PHOENIX — "It flat-out was a bad idea." Phoenix's police chief used those words to describe her officers' decision to press-gang charges against police protesters.
Chief Jeri Williams spoke publicly for the first time Tuesday since she was suspended for a day, August 13, for failing to properly supervise the police department.
"I had a personnel and systems failure, especially at the patrol level," Williams said.
Earlier this year, the ABC15 Investigators exposed how police officers assigned to a protest in 2017 exchanged a challenge coin that mocked a protesters injury and had wording that mimicked hate speech.
ABC15's Politically Charged investigation also showed how Phoenix officers and county prosecutors hatched a plan to press gang charges against police protesters exercising their first amendment rights.
"Systems were bypassed, personnel matters were bypassed, communication was broken down," Williams said.
Dozens of criminal gang protest cases were eventually dismissed.
Williams said she demoted and replaced three assistant police chiefs. Thirteen other officers were reassigned and no longer serve on the Tactical Response Unit or the Downtown Operations Unit. She is also restructuring these units, rewriting policies, and added a second patrol chief.
"I’ve had very strict and stringent conversations with my new team and new staff about the expectations to absolutely - without fail - keep me informed of things that rise to a significant level of community interest, a significant level of council interest, a significant level of city management interest," Williams said.

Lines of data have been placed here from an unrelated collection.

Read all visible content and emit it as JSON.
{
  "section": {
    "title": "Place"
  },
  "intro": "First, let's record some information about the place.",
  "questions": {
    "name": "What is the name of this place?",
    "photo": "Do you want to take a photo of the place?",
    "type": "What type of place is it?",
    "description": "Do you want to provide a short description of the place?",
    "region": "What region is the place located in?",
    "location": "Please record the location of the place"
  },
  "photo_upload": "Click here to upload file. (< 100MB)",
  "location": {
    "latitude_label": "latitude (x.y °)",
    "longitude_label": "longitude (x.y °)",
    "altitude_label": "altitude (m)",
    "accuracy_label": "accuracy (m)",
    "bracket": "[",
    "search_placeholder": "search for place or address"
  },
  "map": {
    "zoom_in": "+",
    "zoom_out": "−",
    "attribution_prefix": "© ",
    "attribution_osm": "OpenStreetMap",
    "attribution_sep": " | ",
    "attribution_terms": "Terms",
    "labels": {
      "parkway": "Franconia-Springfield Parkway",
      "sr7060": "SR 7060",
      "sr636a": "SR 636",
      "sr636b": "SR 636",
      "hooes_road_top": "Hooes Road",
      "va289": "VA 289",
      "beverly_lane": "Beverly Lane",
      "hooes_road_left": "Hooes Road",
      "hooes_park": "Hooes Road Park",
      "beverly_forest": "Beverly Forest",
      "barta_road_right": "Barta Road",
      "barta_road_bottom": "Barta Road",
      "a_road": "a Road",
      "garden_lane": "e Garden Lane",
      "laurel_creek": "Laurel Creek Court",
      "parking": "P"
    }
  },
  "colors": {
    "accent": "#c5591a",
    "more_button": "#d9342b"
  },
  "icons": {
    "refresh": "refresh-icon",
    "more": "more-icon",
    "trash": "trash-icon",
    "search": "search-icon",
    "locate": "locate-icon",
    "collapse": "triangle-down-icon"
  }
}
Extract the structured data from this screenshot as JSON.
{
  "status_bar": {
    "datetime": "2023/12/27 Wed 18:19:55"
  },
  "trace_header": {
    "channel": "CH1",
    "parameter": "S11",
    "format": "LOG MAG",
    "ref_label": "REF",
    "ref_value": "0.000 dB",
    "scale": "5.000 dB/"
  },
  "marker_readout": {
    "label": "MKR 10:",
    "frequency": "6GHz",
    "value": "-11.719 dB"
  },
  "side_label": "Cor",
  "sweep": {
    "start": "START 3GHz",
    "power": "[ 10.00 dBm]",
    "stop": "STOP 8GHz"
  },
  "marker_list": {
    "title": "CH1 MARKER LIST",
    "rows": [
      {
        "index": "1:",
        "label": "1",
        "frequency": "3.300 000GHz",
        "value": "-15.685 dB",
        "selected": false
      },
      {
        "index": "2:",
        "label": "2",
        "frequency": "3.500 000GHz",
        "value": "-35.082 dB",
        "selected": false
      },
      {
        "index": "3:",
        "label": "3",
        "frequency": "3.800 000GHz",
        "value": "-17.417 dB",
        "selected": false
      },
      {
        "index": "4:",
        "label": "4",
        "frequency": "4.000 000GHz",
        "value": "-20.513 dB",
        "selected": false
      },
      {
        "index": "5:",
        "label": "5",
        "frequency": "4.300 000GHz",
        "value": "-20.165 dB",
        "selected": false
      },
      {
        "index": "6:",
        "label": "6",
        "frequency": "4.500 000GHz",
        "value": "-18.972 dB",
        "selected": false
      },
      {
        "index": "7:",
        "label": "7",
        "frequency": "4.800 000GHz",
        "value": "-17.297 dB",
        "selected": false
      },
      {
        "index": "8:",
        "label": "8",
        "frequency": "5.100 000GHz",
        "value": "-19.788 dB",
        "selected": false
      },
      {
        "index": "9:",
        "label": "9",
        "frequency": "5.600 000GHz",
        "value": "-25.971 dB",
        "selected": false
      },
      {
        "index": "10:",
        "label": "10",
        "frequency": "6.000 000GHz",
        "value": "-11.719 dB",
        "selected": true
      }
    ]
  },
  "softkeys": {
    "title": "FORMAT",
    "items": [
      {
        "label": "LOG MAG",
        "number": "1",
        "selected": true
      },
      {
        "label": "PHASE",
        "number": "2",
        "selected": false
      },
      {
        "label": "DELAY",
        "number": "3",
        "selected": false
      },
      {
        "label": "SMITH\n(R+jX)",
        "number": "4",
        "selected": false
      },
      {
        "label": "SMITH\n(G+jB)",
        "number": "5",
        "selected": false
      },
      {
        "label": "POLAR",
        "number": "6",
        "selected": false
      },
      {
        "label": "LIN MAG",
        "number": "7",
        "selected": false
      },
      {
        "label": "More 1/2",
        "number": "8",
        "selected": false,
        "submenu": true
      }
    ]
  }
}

No council member publicly admonished the chief. Some even praised her for her overall leadership.
Councilman Sal DiCiccio criticized the challenge coin investigation. He said the probe was a waste of money and time when the city should be addressing violent crime trends and police officer vacancies.
Mayor Kate Gallego urged Chief Williams to have all officers get training on hate speech from the Anti-Defamation League.
Several other council members questioned how to address ongoing concerns about Phoenix police culture, trustworthiness, and accountability.
"Trust is something that takes years to gain and a split second to lose," said City Manager Ed Zuercher. "I would not ask people to trust us 'just because,' I would ask people to have trust when it is earned and demonstrated."
Some Phoenix officers still face internal and/or criminal investigations for their roles in the protest cases and the challenge coin's distribution.